SERBA BANDUNG – Seorang prajurit TNI Kopral Rico Pramudia gugur setelah mengalami luka kritis akibat ledakan proyektil di markasnya di Adchit Al Qusayr, Lebanon pada malam 29 Maret.
UNIFIL melaporkan Kopral Pramudia, 31 tahun, meninggal dunia secara tragis akibat luka-luka yang dideritanya di sebuah rumah sakit di Beirut.
UNIFIL pun menuntut semua pihak terkait untuk menjunjung tinggi kewajiban mereka berdasarkan hukum internasional dan memastikan keselamatan dan keamanan personel dan properti PBB setiap saat.
“Serangan yang disengaja terhadap pasukan penjaga perdamaian merupakan pelanggaran berat terhadap hukum humaniter internasional dan resolusi Dewan Keamanan 1701, dan dapat dikategorikan sebagai kejahatan perang,” tulis UNIFIL.
Baca juga: Dampak Blokade Selat Hormuz oleh AS bagi Indonesia, dan Pertemuan Prabowo dengan Putin di Rusia
Kaitan dengan itu, UNIFIL menyampaikan belasungkawa terdalam kepada keluarga dan teman-teman Kopral Pramudia serta Tentara Nasional Indonesia dan Pemerintah serta rakyat Republik Indonesia atas kehilangan yang tragis dan tak tergantikan ini.
Sementara itu, Kementerian Luar Negeri Indonesia (Kemlu RI) menyampaikan duka cita mendalam atas gugurnya Praka Rico Pramudia, prajurit Indonesia dalam misi perdamaian UNIFIL.
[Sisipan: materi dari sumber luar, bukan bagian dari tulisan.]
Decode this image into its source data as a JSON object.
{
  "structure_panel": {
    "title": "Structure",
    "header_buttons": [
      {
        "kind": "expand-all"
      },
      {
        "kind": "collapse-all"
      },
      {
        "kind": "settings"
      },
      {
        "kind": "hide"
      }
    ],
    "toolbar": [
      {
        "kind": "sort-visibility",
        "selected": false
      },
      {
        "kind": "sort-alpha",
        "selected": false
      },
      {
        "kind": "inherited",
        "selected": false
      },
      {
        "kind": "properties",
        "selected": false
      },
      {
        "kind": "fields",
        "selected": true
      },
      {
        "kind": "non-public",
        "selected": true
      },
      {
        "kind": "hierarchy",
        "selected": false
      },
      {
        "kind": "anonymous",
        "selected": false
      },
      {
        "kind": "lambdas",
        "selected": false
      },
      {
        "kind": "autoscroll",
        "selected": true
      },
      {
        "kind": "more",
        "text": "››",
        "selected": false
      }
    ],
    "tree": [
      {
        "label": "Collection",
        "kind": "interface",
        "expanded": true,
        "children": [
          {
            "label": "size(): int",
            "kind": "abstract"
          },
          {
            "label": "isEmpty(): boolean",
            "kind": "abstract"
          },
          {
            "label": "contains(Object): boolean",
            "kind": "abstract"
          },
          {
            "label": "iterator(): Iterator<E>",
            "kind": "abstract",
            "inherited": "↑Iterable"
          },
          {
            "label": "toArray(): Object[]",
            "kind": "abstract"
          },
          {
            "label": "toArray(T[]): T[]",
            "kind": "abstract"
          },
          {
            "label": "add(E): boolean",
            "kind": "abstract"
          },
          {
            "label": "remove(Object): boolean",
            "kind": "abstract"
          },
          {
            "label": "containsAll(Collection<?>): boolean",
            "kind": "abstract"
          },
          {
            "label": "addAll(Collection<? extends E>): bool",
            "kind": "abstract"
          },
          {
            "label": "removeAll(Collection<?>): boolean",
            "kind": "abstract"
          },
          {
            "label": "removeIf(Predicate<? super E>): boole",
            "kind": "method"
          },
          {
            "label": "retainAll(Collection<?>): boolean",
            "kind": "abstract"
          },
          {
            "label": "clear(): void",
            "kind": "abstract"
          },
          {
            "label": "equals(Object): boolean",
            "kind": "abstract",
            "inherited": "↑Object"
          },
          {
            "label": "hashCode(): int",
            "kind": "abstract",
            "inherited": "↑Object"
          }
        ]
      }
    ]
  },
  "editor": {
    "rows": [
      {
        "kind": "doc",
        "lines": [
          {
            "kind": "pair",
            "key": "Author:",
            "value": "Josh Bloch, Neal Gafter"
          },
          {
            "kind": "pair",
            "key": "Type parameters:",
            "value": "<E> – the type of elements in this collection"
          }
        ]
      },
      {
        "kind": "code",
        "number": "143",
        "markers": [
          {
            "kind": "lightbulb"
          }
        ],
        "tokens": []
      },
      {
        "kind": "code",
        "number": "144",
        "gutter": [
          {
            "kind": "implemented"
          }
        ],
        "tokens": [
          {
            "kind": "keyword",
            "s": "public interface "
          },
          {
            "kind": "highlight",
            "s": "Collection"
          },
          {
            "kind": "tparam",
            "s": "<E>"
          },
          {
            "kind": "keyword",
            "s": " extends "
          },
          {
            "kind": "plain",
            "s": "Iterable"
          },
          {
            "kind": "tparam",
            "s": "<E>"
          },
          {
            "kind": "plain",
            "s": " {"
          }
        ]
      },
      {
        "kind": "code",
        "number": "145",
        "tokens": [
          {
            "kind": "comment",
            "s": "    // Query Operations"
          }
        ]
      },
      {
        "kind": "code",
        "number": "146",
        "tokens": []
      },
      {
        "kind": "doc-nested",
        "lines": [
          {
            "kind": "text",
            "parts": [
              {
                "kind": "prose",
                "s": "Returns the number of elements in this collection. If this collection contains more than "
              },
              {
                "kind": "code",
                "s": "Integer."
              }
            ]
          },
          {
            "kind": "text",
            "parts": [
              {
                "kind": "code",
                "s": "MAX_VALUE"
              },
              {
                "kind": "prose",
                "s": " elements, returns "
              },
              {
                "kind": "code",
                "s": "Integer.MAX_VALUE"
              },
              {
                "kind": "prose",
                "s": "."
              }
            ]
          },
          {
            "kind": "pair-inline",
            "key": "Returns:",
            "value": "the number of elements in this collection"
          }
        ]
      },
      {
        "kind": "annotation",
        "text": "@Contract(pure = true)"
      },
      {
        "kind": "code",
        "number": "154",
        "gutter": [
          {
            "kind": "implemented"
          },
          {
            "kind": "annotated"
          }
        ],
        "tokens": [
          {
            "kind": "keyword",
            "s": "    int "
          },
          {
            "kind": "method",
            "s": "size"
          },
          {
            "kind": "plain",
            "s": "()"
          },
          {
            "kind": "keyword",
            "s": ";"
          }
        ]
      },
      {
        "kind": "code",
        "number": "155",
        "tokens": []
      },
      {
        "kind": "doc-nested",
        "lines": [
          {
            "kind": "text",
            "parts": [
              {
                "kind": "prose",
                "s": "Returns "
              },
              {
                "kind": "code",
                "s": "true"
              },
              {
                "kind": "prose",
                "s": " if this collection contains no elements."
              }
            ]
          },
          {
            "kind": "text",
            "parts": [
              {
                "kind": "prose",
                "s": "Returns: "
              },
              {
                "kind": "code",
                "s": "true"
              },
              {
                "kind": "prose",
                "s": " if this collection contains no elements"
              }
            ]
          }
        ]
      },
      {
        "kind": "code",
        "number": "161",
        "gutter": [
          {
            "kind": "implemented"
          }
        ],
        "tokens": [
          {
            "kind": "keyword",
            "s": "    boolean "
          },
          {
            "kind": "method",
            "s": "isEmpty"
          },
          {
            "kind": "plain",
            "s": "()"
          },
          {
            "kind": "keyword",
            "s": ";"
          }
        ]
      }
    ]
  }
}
Indonesia kembali mengutuk keras serangan Israel yang menyebabkan gugurnya penjaga perdamaian Indonesia.
Baca juga: Konflik Syiah dan Sunni Bermula dari Perpecahan Politik Pasca Wafatnya Rasulullah SAW
“Serangan terhadap personel pemelihara perdamaian merupakan pelanggaran serius terhadap hukum internasional dan dapat dikategorikan sebagai kejahatan perang,” tulis Kemlu RI.
Indonesia terus mendesak PBB untuk melakukan investigasi yang menyeluruh, transparan, dan akuntabel guna mengungkap fakta serta memastikan pertanggungjawaban atas kejadian ini.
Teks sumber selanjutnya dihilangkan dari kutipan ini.